⑦大学生活の一コマを紹介するCMでも学習・活動を優先したもの・・やはり、学生の育成「科学合理」を中心としている学校だと思える

⑧ 同様なものだが、昼休みの学生の雑談や食堂のメユー紹介などを優先したもの・・本業の教育への自信の無さを大衆心理でごまかそうとするのかと思える

⑨「安さ」が一番・・というCM・・「安い・うまい・速い」(経済効率と心理的効果)中心なので、科学合理である健康・栄養面での心配もある・・(そこを乗り越えて科学合理に近づけようとしている企業もあり、その努力は賞賛される)

*CMは、基本的に「文化・心理的効果」を狙ったものであるだけに、科学合理を基軸にしたものは少ない。・・科学合理は理屈っぽくなるのでCMにしにくい・・上に挙げたCMも多くがそうであるが、誤った文化・心理的な傾向に訴えて合理性を隠すようなものは不適性であろう。

(3)「気候のFW」の活用・・科学合理のFW例(気候に関心のある人に)

・・「記憶力の教科・科目とされている社会科でも、科学合理・経済効率・文化効果の法則を使うことで単純記憶から抜け出て、思考を進めて答えを想定できることを学びたい」・・ここでは気候なので科学合理が中心だが、その他の社会現象・出来事でも、経済効率と文化・心理効果の法則を追加して使用すれば、推理と想定は可能なのだ・・(この法則が分かるとすばらしく学習能力はUPするよ)・・

「ねらい」

*社会科学習(地理もふくめて)は記憶事項も多いけど、その奥には科学合理で解明できることがある。中学生頃からは、理解を重視しよう。
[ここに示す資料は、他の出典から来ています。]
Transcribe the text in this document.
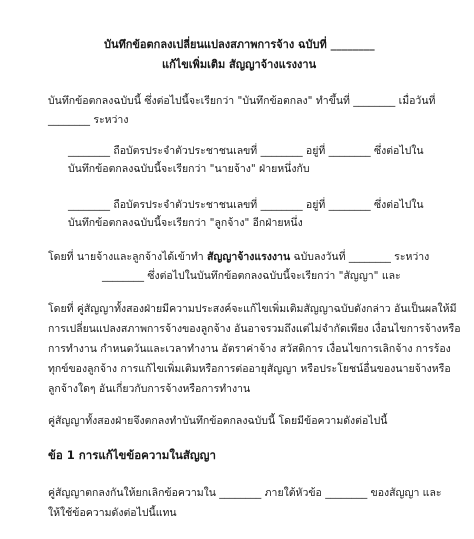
บันทึกข้อตกลงเปลี่ยนแปลงสภาพการจ้าง ฉบับที่ ________
แก้ไขเพิ่มเติม สัญญาจ้างแรงงาน
บันทึกข้อตกลงฉบับนี้ ซึ่งต่อไปนี้จะเรียกว่า "บันทึกข้อตกลง" ทำขึ้นที่ ________ เมื่อวันที่
________ ระหว่าง
________ ถือบัตรประจำตัวประชาชนเลขที่ ________ อยู่ที่ ________ ซึ่งต่อไปใน
บันทึกข้อตกลงฉบับนี้จะเรียกว่า "นายจ้าง" ฝ่ายหนึ่งกับ
________ ถือบัตรประจำตัวประชาชนเลขที่ ________ อยู่ที่ ________ ซึ่งต่อไปใน
บันทึกข้อตกลงฉบับนี้จะเรียกว่า "ลูกจ้าง" อีกฝ่ายหนึ่ง
โดยที่ นายจ้างและลูกจ้างได้เข้าทำ สัญญาจ้างแรงงาน ฉบับลงวันที่ ________ ระหว่าง
________ ซึ่งต่อไปในบันทึกข้อตกลงฉบับนี้จะเรียกว่า "สัญญา" และ
โดยที่ คู่สัญญาทั้งสองฝ่ายมีความประสงค์จะแก้ไขเพิ่มเติมสัญญาฉบับดังกล่าว อันเป็นผลให้มี
การเปลี่ยนแปลงสภาพการจ้างของลูกจ้าง อันอาจรวมถึงแต่ไม่จำกัดเพียง เงื่อนไขการจ้างหรือ
การทำงาน กำหนดวันและเวลาทำงาน อัตราค่าจ้าง สวัสดิการ เงื่อนไขการเลิกจ้าง การร้อง
ทุกข์ของลูกจ้าง การแก้ไขเพิ่มเติมหรือการต่ออายุสัญญา หรือประโยชน์อื่นของนายจ้างหรือ
ลูกจ้างใดๆ อันเกี่ยวกับการจ้างหรือการทำงาน
คู่สัญญาทั้งสองฝ่ายจึงตกลงทำบันทึกข้อตกลงฉบับนี้ โดยมีข้อความดังต่อไปนี้
ข้อ 1 การแก้ไขข้อความในสัญญา
คู่สัญญาตกลงกันให้ยกเลิกข้อความใน ________ ภายใต้หัวข้อ ________ ของสัญญา และ
ให้ใช้ข้อความดังต่อไปนี้แทน
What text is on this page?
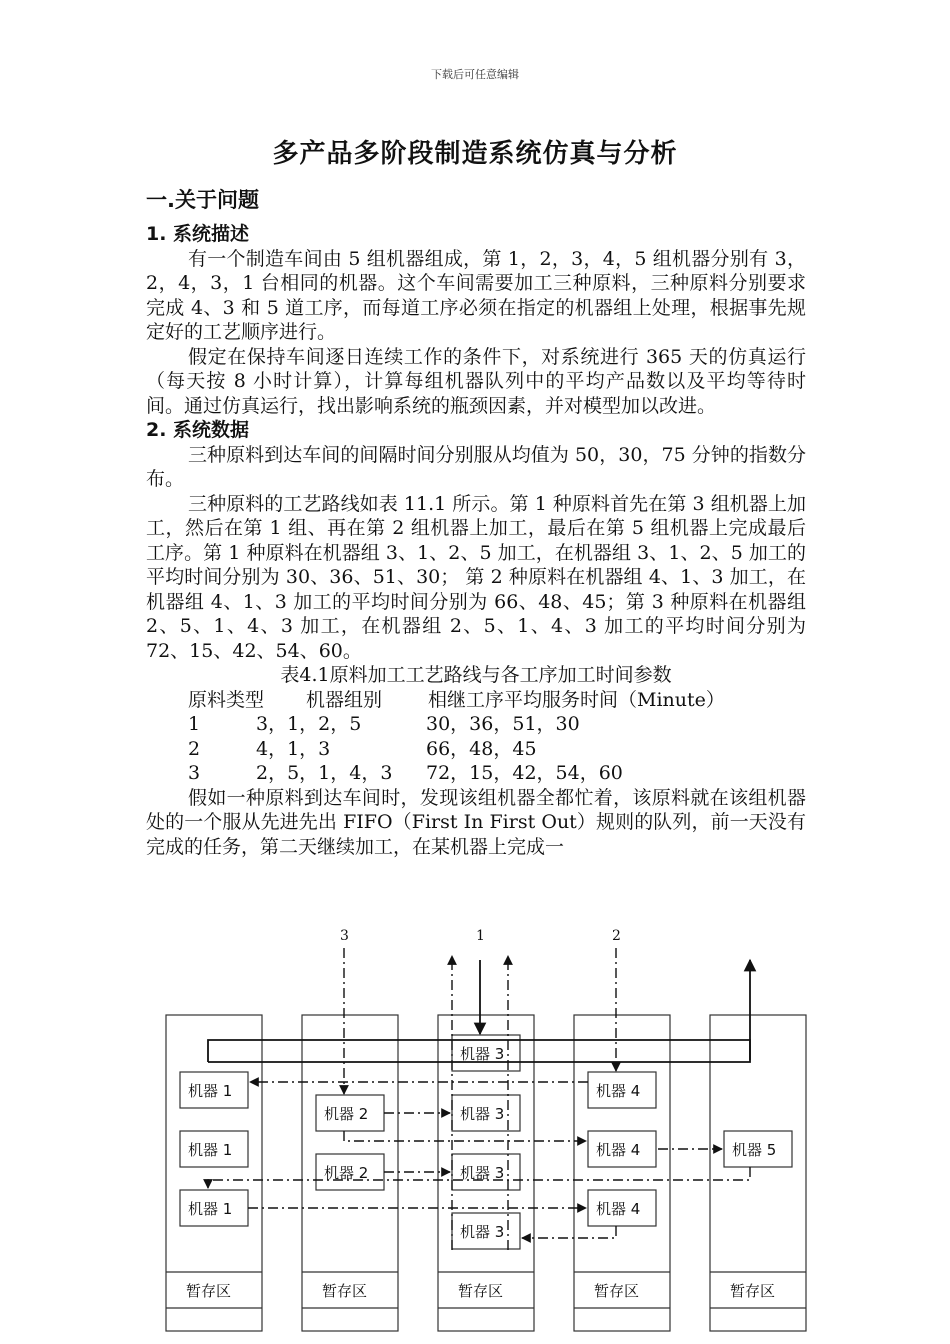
下载后可任意编辑
多产品多阶段制造系统仿真与分析
一.关于问题
1. 系统描述
有一个制造车间由 5 组机器组成，第 1，2，3，4，5 组机器分别有 3，2，4，3，1 台相同的机器。这个车间需要加工三种原料，三种原料分别要求完成 4、3 和 5 道工序，而每道工序必须在指定的机器组上处理，根据事先规定好的工艺顺序进行。
假定在保持车间逐日连续工作的条件下，对系统进行 365 天的仿真运行（每天按 8 小时计算），计算每组机器队列中的平均产品数以及平均等待时间。通过仿真运行，找出影响系统的瓶颈因素，并对模型加以改进。
2. 系统数据
三种原料到达车间的间隔时间分别服从均值为 50，30，75 分钟的指数分布。
三种原料的工艺路线如表 11.1 所示。第 1 种原料首先在第 3 组机器上加工，然后在第 1 组、再在第 2 组机器上加工，最后在第 5 组机器上完成最后工序。第 1 种原料在机器组 3、1、2、5 加工，在机器组 3、1、2、5 加工的平均时间分别为 30、36、51、30； 第 2 种原料在机器组 4、1、3 加工，在机器组 4、1、3 加工的平均时间分别为 66、48、45；第 3 种原料在机器组 2、5、1、4、3 加工，在机器组 2、5、1、4、3 加工的平均时间分别为 72、15、42、54、60。
表4.1原料加工工艺路线与各工序加工时间参数
原料类型	机器组别	相继工序平均服务时间（Minute）
1	3，1，2，5	30，36，51，30
2	4，1，3	66，48，45
3	2，5，1，4，3	72，15，42，54，60
假如一种原料到达车间时，发现该组机器全都忙着，该原料就在该组机器处的一个服从先进先出 FIFO（First In First Out）规则的队列，前一天没有完成的任务，第二天继续加工，在某机器上完成一
3	1	2
机器 1
机器 1
机器 1
机器 2
机器 2
机器 3
机器 3
机器 3
机器 3
机器 4
机器 4
机器 4
机器 5
暂存区	暂存区	暂存区	暂存区	暂存区
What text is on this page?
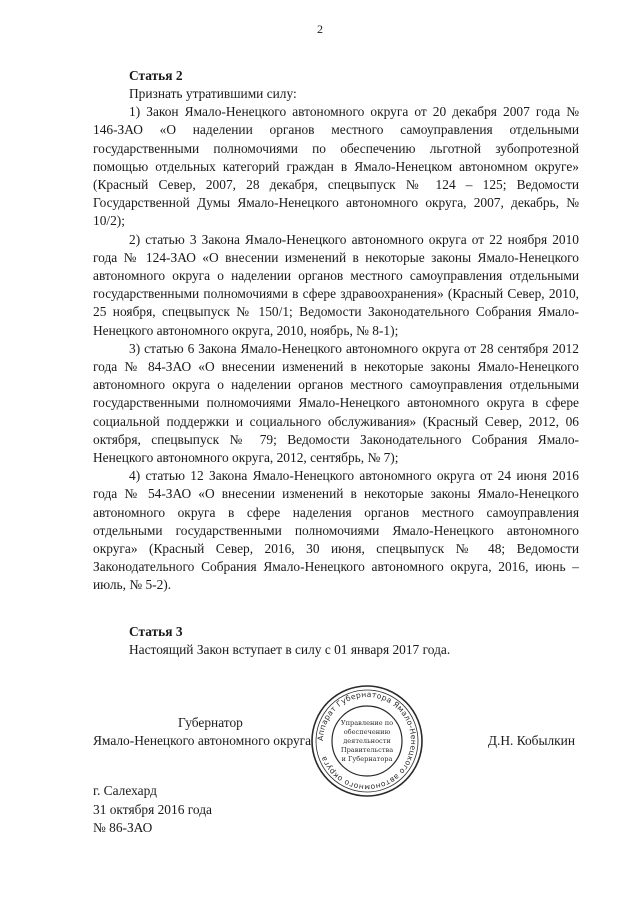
2
Статья 2

Признать утратившими силу:

1) Закон Ямало-Ненецкого автономного округа от 20 декабря 2007 года № 146-ЗАО «О наделении органов местного самоуправления отдельными государственными полномочиями по обеспечению льготной зубопротезной помощью отдельных категорий граждан в Ямало-Ненецком автономном округе» (Красный Север, 2007, 28 декабря, спецвыпуск № 124 – 125; Ведомости Государственной Думы Ямало-Ненецкого автономного округа, 2007, декабрь, № 10/2);

2) статью 3 Закона Ямало-Ненецкого автономного округа от 22 ноября 2010 года № 124-ЗАО «О внесении изменений в некоторые законы Ямало-Ненецкого автономного округа о наделении органов местного самоуправления отдельными государственными полномочиями в сфере здравоохранения» (Красный Север, 2010, 25 ноября, спецвыпуск № 150/1; Ведомости Законодательного Собрания Ямало-Ненецкого автономного округа, 2010, ноябрь, № 8-1);

3) статью 6 Закона Ямало-Ненецкого автономного округа от 28 сентября 2012 года № 84-ЗАО «О внесении изменений в некоторые законы Ямало-Ненецкого автономного округа о наделении органов местного самоуправления отдельными государственными полномочиями Ямало-Ненецкого автономного округа в сфере социальной поддержки и социального обслуживания» (Красный Север, 2012, 06 октября, спецвыпуск № 79; Ведомости Законодательного Собрания Ямало-Ненецкого автономного округа, 2012, сентябрь, № 7);

4) статью 12 Закона Ямало-Ненецкого автономного округа от 24 июня 2016 года № 54-ЗАО «О внесении изменений в некоторые законы Ямало-Ненецкого автономного округа в сфере наделения органов местного самоуправления отдельными государственными полномочиями Ямало-Ненецкого автономного округа» (Красный Север, 2016, 30 июня, спецвыпуск № 48; Ведомости Законодательного Собрания Ямало-Ненецкого автономного округа, 2016, июнь – июль, № 5-2).

Статья 3

Настоящий Закон вступает в силу с 01 января 2017 года.

Губернатор
Ямало-Ненецкого автономного округа	Д.Н. Кобылкин
Аппарат Губернатора Ямало-Ненецкого автономного округа
Управление по
обеспечению
деятельности
Правительства
и Губернатора
г. Салехард
31 октября 2016 года
№ 86-ЗАО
*そこで、次の気候の要素(海や風・・そこから来る温度と湿度)の法則をつかんで地球上のあらゆる気候を推理しよう。

・・その5法則(ルール)・・「地球自転・太陽熱」(原動力)・「地球の形状・陸海の比熱差・地形(山など)・地球の傾き」(影響するもの)を理解すれば、記憶しなくてもその地の気候の状態を想定できる。

「試し問題」

*次の場所はどのような気候の特徴となるか?

 「概略世界地図」スライド7

「ヒント」

1:海流を描こう・・地球の自転の反対の流れだ・・「自転が原動力」

2:風流を描こう・・

①風の上昇は太陽の熱から起きる・・「太陽熱が原動力」

*赤道付近が一番熱い・・そこから上がった空気はN30度付近で下降し、そこでは乾燥した空気が溜まり、気圧も高くなる。N30度からは南北に空気は流れる。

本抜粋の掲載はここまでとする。